EDIT: By the way, here's what the algorithm would do with your example with a minimum sea size set to around 40, with a maximum cut size of 1, if all the edge weights are 1:

By playing with the parameters, you can get different results. A maximum cut size of 3, for instance, would result in many more bays getting carved out from the main seas, and sea #1 would get subdivided in half north and south. A minimum sea size of 20 would result in the central sea getting divided in half as well.

• seems powerful. definitely thought inducing. – v.oddou Dec 17 '14 at 1:35
• Thank you so much for this post. I managed to get something reasonable from your example – Kaelan Cooter Jun 19 '15 at 21:13

A quick and dirty way to identify a separate but connected body of water would be to shrink all water bodies and see if gaps appear.

In the example above I think that removing all water tiles which have 2 or less water tiles connected to them (marked red) would provide you with the desirable result plus some edge noise. After you have labeled the bodies, you can "flow" the water to its original state and reclaim the removed tiles for the now separate bodies.

Again, this is a quick and dirty solution, it might not be good enough for the later stages of production but it will suffice to "get this working for now" and move on to some other feature.

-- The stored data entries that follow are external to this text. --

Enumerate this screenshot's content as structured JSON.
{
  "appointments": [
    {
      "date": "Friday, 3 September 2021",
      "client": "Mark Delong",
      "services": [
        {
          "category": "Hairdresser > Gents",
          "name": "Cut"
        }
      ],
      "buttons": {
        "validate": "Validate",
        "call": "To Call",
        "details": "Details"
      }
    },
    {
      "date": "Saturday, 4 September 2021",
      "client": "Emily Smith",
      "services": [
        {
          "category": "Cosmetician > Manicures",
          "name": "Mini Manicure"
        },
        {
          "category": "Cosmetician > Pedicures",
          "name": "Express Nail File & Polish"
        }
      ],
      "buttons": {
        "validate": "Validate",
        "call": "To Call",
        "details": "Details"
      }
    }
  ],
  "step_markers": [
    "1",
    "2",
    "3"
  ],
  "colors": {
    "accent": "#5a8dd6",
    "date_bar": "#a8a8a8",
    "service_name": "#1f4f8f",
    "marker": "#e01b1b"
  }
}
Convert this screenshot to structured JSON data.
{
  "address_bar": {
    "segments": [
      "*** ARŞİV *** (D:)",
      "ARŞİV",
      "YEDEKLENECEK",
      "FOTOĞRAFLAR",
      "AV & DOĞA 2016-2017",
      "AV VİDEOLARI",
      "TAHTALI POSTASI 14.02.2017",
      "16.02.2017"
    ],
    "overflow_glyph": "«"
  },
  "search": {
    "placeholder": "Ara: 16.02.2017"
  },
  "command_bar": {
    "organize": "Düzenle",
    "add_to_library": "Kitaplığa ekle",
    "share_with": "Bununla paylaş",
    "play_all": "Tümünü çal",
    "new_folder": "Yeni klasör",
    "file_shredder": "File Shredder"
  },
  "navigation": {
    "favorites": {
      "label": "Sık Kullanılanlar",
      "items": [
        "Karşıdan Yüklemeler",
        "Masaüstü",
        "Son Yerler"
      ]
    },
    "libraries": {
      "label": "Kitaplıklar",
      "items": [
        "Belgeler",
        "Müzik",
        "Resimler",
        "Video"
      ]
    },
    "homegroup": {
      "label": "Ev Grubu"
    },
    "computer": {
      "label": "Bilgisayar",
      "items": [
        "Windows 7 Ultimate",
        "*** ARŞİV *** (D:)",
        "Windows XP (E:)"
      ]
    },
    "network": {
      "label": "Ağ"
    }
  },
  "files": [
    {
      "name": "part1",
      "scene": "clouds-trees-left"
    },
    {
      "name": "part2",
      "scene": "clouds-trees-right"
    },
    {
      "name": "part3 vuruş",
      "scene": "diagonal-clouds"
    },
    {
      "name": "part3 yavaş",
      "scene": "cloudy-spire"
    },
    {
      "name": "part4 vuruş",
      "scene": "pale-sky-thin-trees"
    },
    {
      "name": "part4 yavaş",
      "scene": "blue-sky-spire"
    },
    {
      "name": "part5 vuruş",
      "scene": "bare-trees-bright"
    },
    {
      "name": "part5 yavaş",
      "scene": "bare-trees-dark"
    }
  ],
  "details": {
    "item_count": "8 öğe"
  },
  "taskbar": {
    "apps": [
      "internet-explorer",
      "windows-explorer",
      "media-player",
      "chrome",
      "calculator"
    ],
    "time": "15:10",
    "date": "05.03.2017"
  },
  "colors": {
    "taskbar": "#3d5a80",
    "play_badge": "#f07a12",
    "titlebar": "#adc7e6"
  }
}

Here's a complete algorithm that I think should produce good results.

1. Perform morphological erosion on the water area — that is, make a copy of the map on which each tile is considered water only if it and all of of its neighbors (or a larger area, if you have rivers wider than one tile) are water. This will result in all rivers disappearing entirely.

(This will consider the islanded water in the left part of your inland sea to be rivers. If this is a problem, you could use a different rule such as the one vrinek's answer proposes instead; the following steps will still work as long as you have some kind of “delete rivers” step here.)

2. Find the connected water components of the eroded map and give each one a unique label. (I assume you already know how to do this.) This now labels everything but rivers and shore water (where the erosion had an effect).

3. For each water tile in the original map, find the labels present on neighboring water tiles in the eroded map and then:

• If the tile itself has a label in the eroded map, then it is mid-sea water; give it that label in the original map.
• If you find only one distinct neighboring label, then it is shore or river mouth; give it that label.
• If you find no labels, then it is a river; leave it alone.
• If you find multiple labels, then it is a short bottleneck between two larger bodies; you might want either to consider it like a river, or to combine the two bodies under a single label.

(Note that for this step you must keep separate grids of labels (or have two label fields in one structure) for the eroded map (that you read from) and the original (that you write to), or there'll be iteration-order-dependent errors.)

4. If you want to label individual rivers uniquely too, then after the above steps, find all remaining connected components of unlabeled-water and label them.

Following on vrinek's idea, how about growing the land (or shrinking the water) so parts you would originally be connected would be disconnected after the land is grown?

This could be done like so:

1. Define how much do you want to grow the land: 1 hex? 2 hexes? This value is n

2. Visit all land nodes, and set all their neighbors up to depth n to land nodes (write to a copy, as to not get an infinite loop)

3. Run your original floodfill algorithm again to determine what is now connected and what is not

Do you have an rough idea of where the gulf is? If so, you can modify your flood fill to track the number of neighbouring but unexplored cells (along with a list of visited cells). It starts with 6 in a hex map and whenever that value drops below a certain point, then you know you are hitting a "opening".